After he left I asked Joan about the terms he'd used. “What's the NFL?”

“The National Football League,” she said. “You played professional football.”

That still meant nothing to me, any more than Joan's explanation about Google being a search site on the Internet, because I didn't know what those words meant either. So I just filed them away to figure out later.

I got some answers that evening when I came across the NFL playoffs as I was flipping through the TV channels.

“Oh, there's football,” Joan said.

“I played that? Get out of here,” I said, skeptical that I could have done something shown on TV.

“Did I play on television?”

“Yes,” she said, which also left me amazed.

Oddly enough, I still knew certain football terms and rules such as
offside,
penalty,
and
holding;
I also understood what a touchdown was and what was happening on the field. But I had no recollection of playing, how many players were on a team, or any players' names.

The neurologist, Dr. Richard Goodell, showed up about an hour after Walker left. He checked out my eyes and threw a bunch of medical terms at us that went right over my head, but luckily Joan understood them. Although he couldn't see a hemorrhage in the retina or vitreous, he said that was likely the cause of what he called my “posttraumatic visual defect.” Less likely, he said, was that the fall had caused a trauma to my occipital lobe, the part of the brain that controls what you see. After he left Joan tried to explain what he said, but her explanation still left me mostly in the dark. Now that I was in a private room, the nurses hooked me up to a morphine pump, which helped bring the pain down to a slightly more manageable level. And there, on the wall, was a chart showing the pain scale—with a happy face at zero and a progression of crankier expressions from one through nine, with a crying face at ten—which helped me keep things straight. It was frustrating to need the drug, but I felt that if I could get the pain to stay at a five or six rather than sliding back up to an eight or nine between doses, my mind would clear a bit and I'd be able to understand more of what was going on around me.

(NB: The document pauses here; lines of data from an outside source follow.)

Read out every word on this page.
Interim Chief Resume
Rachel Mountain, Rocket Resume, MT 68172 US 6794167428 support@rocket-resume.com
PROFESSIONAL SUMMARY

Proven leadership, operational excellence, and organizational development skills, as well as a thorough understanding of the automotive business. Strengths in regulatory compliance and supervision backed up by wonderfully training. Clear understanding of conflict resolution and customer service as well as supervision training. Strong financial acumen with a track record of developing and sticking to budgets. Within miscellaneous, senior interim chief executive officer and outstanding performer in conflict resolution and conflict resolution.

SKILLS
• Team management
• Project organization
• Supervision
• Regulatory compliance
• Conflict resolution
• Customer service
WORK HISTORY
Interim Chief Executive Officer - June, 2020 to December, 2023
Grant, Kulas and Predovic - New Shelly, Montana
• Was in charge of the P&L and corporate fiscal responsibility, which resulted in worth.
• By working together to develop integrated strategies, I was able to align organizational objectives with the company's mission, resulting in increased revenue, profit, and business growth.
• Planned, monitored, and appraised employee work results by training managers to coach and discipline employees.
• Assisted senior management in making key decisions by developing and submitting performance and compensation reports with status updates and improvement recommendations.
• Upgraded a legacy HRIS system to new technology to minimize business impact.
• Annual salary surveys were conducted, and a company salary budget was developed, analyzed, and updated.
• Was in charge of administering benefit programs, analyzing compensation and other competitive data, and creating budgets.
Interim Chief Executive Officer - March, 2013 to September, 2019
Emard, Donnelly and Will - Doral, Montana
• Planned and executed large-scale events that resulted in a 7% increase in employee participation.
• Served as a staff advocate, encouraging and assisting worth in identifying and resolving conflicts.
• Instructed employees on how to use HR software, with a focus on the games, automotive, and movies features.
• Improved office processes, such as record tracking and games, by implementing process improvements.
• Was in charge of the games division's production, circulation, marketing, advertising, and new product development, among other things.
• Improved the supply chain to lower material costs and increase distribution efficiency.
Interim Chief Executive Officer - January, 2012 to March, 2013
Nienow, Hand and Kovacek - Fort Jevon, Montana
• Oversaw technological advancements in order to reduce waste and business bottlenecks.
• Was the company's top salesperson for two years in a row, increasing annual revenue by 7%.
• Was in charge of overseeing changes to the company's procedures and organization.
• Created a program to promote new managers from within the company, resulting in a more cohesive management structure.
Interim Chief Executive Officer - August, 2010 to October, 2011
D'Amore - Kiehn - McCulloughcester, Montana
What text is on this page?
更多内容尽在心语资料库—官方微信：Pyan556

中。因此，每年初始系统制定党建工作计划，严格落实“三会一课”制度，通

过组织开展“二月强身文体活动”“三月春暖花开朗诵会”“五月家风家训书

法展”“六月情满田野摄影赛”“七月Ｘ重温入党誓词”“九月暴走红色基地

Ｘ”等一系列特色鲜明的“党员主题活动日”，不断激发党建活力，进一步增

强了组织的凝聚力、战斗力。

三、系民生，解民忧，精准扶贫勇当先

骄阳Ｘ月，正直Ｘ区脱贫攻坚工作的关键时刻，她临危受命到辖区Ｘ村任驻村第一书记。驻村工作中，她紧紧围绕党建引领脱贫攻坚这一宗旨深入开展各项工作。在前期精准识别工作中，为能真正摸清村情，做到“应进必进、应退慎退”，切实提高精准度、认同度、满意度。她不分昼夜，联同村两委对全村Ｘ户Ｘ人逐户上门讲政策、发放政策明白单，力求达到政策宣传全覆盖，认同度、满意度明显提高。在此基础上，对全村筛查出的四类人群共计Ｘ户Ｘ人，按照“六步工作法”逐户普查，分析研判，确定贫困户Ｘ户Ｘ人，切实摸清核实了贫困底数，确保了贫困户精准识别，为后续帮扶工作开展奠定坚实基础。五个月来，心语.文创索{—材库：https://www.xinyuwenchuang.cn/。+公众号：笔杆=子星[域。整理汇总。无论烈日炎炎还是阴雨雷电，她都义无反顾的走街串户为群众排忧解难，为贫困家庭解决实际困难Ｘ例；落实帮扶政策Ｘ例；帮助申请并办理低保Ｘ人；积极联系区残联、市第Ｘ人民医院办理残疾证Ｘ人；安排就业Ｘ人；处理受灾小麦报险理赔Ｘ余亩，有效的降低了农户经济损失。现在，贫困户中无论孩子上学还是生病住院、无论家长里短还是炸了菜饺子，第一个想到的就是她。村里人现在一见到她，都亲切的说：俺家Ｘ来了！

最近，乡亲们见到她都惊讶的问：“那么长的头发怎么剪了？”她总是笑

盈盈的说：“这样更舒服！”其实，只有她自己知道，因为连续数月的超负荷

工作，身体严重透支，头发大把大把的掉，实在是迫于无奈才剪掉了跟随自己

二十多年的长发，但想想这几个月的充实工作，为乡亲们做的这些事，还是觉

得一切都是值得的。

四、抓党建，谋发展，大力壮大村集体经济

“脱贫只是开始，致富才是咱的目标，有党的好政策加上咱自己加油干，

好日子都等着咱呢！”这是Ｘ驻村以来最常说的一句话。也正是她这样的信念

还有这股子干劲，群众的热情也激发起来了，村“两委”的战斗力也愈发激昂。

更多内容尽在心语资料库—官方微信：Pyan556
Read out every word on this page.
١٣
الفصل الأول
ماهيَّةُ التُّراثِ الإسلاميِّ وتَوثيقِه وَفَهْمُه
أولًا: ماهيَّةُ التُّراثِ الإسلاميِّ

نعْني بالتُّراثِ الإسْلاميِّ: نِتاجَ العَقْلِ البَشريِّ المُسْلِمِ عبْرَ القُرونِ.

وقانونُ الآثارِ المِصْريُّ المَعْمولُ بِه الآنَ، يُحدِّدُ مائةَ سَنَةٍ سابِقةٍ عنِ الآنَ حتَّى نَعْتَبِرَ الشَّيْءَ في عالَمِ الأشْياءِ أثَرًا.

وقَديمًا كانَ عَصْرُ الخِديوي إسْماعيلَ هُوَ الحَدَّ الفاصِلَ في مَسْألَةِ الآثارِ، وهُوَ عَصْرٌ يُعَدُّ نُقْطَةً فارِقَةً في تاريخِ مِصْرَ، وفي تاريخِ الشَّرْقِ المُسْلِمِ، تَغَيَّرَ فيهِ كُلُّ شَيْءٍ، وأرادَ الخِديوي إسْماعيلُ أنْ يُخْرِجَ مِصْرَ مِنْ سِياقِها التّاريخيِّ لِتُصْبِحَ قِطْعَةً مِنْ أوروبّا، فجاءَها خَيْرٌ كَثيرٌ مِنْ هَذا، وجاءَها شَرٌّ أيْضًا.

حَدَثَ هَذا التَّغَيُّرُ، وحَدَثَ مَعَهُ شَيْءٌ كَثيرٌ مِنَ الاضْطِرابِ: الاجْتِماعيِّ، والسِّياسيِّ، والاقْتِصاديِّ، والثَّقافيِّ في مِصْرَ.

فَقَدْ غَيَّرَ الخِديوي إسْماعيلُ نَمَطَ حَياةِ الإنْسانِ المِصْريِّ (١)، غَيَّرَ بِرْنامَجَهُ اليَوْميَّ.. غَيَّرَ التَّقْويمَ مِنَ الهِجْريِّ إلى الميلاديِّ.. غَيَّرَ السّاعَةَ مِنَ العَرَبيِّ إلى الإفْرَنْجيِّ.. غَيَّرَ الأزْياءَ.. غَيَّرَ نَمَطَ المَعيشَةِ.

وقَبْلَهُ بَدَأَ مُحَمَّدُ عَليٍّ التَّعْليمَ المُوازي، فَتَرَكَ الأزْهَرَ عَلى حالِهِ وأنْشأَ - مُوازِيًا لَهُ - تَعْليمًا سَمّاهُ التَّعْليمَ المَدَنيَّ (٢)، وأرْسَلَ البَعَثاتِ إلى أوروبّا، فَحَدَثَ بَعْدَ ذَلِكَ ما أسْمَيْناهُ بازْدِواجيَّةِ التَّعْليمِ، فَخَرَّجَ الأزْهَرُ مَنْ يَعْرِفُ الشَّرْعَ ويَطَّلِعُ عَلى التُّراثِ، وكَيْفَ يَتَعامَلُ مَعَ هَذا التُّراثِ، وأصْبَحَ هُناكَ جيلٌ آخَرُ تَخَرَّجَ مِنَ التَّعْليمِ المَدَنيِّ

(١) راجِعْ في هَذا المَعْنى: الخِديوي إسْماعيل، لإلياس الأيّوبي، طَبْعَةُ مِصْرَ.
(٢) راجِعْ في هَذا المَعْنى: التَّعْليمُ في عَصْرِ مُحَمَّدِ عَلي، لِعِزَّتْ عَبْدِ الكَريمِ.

Joan had been continuing to ask me questions between doctor visits and was slowly seeing just how little I knew, which prompted her to challenge Goodell's prognosis.

“But he has these large memory gaps,” she said. “He doesn't know our business, where we live, or any details about our twenty-four years together.”

And she didn't even know the half of it. Nonetheless, Goodell didn't alter his prognosis, saying the neuro-ophthalmologist would be by shortly. All business, he was the kind of doctor who got annoyed when Joan's cell phone rang while he was talking, and he left us with the same reassurance as the other doctors: I had a bad concussion, and my memory should come back within a couple of weeks. The headaches could last as long as two years, he said, but their intensity should lessen. I didn't understand the difference between two weeks, two years, and twenty-four years, but based on Joan's comment, it sounded like we'd known each other for a long time.